In his first two years in office, Clinton turned away from some of the social and economic policies of the Reagan and Bush years. He appointed several blacks and women to his cabinet, including Janet Reno, the first female attorney general, and named two supporters of abortion rights, Ruth Bader Ginsburg and Stephen Breyer, to the Supreme Court. He modified the military’s strict ban on gay soldiers, instituting a “don’t ask, don’t tell” policy by which officers would not seek out gays for dismissal from the armed forces. His first budget raised taxes on the wealthy and significantly expanded the Earned Income Tax Credit (EITC)—a cash payment for low-income workers begun during the Ford administration. The most effective antipoverty policy since the Great Society, the EITC raised more than 4 million Americans, half of them children, above the poverty line during Clinton’s presidency.

Clinton shared his predecessor’s passion for free trade. Despite strong opposition from unions and environmentalists, he obtained congressional approval in 1993 of the North American Free Trade Agreement (NAFTA), a treaty negotiated by Bush that created a free-trade zone consisting of Canada, Mexico, and the United States.
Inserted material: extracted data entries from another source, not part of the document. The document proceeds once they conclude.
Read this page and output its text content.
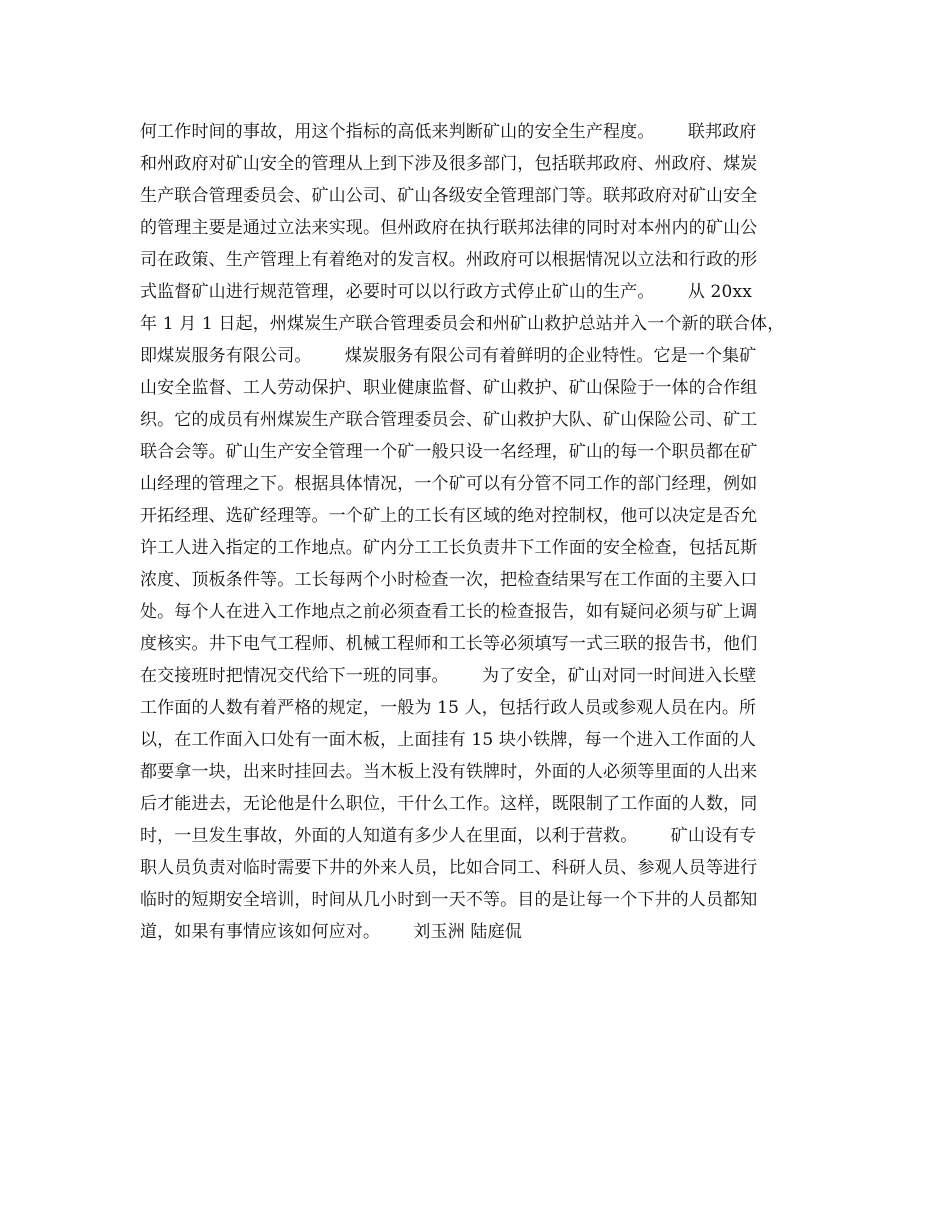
何工作时间的事故，用这个指标的高低来判断矿山的安全生产程度。      联邦政府
和州政府对矿山安全的管理从上到下涉及很多部门，包括联邦政府、州政府、煤炭
生产联合管理委员会、矿山公司、矿山各级安全管理部门等。联邦政府对矿山安全
的管理主要是通过立法来实现。但州政府在执行联邦法律的同时对本州内的矿山公
司在政策、生产管理上有着绝对的发言权。州政府可以根据情况以立法和行政的形
式监督矿山进行规范管理，必要时可以以行政方式停止矿山的生产。      从 20xx
年 1 月 1 日起，州煤炭生产联合管理委员会和州矿山救护总站并入一个新的联合体，
即煤炭服务有限公司。      煤炭服务有限公司有着鲜明的企业特性。它是一个集矿
山安全监督、工人劳动保护、职业健康监督、矿山救护、矿山保险于一体的合作组
织。它的成员有州煤炭生产联合管理委员会、矿山救护大队、矿山保险公司、矿工
联合会等。矿山生产安全管理一个矿一般只设一名经理，矿山的每一个职员都在矿
山经理的管理之下。根据具体情况，一个矿可以有分管不同工作的部门经理，例如
开拓经理、选矿经理等。一个矿上的工长有区域的绝对控制权，他可以决定是否允
许工人进入指定的工作地点。矿内分工工长负责井下工作面的安全检查，包括瓦斯
浓度、顶板条件等。工长每两个小时检查一次，把检查结果写在工作面的主要入口
处。每个人在进入工作地点之前必须查看工长的检查报告，如有疑问必须与矿上调
度核实。井下电气工程师、机械工程师和工长等必须填写一式三联的报告书，他们
在交接班时把情况交代给下一班的同事。      为了安全，矿山对同一时间进入长壁
工作面的人数有着严格的规定，一般为 15 人，包括行政人员或参观人员在内。所
以，在工作面入口处有一面木板，上面挂有 15 块小铁牌，每一个进入工作面的人
都要拿一块，出来时挂回去。当木板上没有铁牌时，外面的人必须等里面的人出来
后才能进去，无论他是什么职位，干什么工作。这样，既限制了工作面的人数，同
时，一旦发生事故，外面的人知道有多少人在里面，以利于营救。      矿山设有专
职人员负责对临时需要下井的外来人员，比如合同工、科研人员、参观人员等进行
临时的短期安全培训，时间从几小时到一天不等。目的是让每一个下井的人员都知
道，如果有事情应该如何应对。      刘玉洲 陆庭侃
The major policy initiative of Clinton’s first term was a plan devised by a panel headed by his wife, Hillary, a lawyer who had pursued an independent career after their marriage, to address the rising cost of health care and the increasing number of Americans who lacked health insurance. In Canada and western Europe, governments provided universal medical coverage. The United States had the world’s most advanced medical technology and a woefully incomplete system of health insurance. The Great Society had provided coverage for the elderly and poor through the Medicare and Medicaid programs. Many employers offered health insurance to their workers. But tens of millions of Americans lacked any coverage at all. Beginning in the 1980s, moreover, businesses shifted their employees from individual doctors to health maintenance organizations (HMOs), which reduced costs by limiting physicians’ fees and, critics charged, denying patients needed medical procedures.
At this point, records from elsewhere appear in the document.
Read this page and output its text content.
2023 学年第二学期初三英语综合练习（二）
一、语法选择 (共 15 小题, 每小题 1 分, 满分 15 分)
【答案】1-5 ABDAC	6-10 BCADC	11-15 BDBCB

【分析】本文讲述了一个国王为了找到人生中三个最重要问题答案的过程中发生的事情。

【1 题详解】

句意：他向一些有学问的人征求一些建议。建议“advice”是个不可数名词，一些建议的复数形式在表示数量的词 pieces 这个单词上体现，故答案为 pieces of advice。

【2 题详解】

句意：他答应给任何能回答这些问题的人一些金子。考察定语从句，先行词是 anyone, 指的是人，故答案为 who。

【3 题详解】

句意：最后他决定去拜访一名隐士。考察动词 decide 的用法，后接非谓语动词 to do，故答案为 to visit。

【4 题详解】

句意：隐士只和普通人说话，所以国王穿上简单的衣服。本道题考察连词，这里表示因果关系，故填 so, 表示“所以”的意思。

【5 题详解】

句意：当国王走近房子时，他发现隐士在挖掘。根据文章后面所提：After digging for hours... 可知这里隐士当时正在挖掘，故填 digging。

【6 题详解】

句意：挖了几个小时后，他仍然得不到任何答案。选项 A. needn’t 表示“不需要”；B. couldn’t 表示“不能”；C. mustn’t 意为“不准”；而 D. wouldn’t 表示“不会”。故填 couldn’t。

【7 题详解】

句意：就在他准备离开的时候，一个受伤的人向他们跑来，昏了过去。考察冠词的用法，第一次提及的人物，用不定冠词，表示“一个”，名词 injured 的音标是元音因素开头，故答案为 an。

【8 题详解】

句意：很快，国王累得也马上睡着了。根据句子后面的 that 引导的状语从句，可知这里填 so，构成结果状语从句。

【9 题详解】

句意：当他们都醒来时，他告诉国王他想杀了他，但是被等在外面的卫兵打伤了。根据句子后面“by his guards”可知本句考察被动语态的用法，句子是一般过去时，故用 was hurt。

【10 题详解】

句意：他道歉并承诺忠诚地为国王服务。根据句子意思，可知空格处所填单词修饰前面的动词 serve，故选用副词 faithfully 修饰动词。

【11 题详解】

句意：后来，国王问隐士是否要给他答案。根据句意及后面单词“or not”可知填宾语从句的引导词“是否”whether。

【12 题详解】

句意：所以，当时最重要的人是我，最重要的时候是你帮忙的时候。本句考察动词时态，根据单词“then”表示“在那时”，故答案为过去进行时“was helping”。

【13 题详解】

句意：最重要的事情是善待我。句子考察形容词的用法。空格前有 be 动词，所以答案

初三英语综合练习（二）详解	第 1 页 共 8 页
Announced with great fanfare by Hillary Rodham Clinton at congressional hearings in 1993, Clinton’s plan would have provided universal coverage through large groupings of organizations like the HMOs. Doctors and health insurance and drug companies attacked it vehemently, fearing government regulations that would limit reimbursement for medical procedures, insurance rates, and the price of drugs. Too complex to be easily understood by most voters, and vulnerable to criticism for further expanding the unpopular federal bureaucracy, the plan died in 1994. Nothing took its place. By 2008, some 50 million Americans, most of them persons who held full-time jobs, still lacked health insurance, meaning that illness could quickly become a financial disaster.